WORKBENCH / DISPATCH 004 / 4

Moving data you can't afford to lose

The boring disciplines behind a data migration you can actually prove: irreplaceability order, checksum gates, offsite-restore tests, uid preservation, and verifying by function.

  • zfs
  • rsync
  • restic
  • nfs
STATUS · SHIPPED

Last month I moved about three-quarters of a terabyte off an old machine onto a new ZFS mirror: photos, roughly ten years of media, and the data and databases behind about a dozen services. Copying is the easy part. The work is proving it — that every byte arrived, the databases still open, and the services come back. These are the checks I ran, in order.

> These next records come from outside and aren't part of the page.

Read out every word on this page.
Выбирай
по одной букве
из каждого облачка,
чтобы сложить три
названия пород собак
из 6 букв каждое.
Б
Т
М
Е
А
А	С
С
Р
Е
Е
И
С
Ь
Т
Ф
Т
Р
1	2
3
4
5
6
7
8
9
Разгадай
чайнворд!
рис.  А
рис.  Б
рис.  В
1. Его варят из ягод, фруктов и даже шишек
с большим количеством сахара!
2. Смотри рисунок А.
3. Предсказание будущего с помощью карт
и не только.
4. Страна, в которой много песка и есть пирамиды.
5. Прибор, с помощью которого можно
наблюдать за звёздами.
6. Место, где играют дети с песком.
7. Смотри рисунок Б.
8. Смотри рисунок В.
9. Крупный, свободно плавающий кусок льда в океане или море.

Copy in irreplaceability order. First the data that exists nowhere else — photos, archive, originals — verified and offsite, before the bulk I could re-rip in a weekend. If a step fails early, it fails on replaceable data.

A size match is not a copy. du disagrees across filesystems: it counts directory metadata and dedups hardlinks, so identical data reports two different sizes on two machines. Compare content, not size — rsync -c (checksum) or a byte-for-byte comparison. The checksum pass over the full archive returned zero differences.

Restore one file before you trust the backup. After the offsite restic copy finished, I restored a single 450 MB video and byte-compared it against the source. Identical. A backup you’ve never restored from is unverified.

Preserve uids or Postgres won’t start. Postgres data is owned by a specific user id; a naive copy squashes ownership and Postgres refuses to start. I synced with rsync -aHX --numeric-ids over a share that preserves ownership, then checked it: wrote a file as that uid, confirmed it landed as that uid. Thousands of database-owned files moved across with ownership intact.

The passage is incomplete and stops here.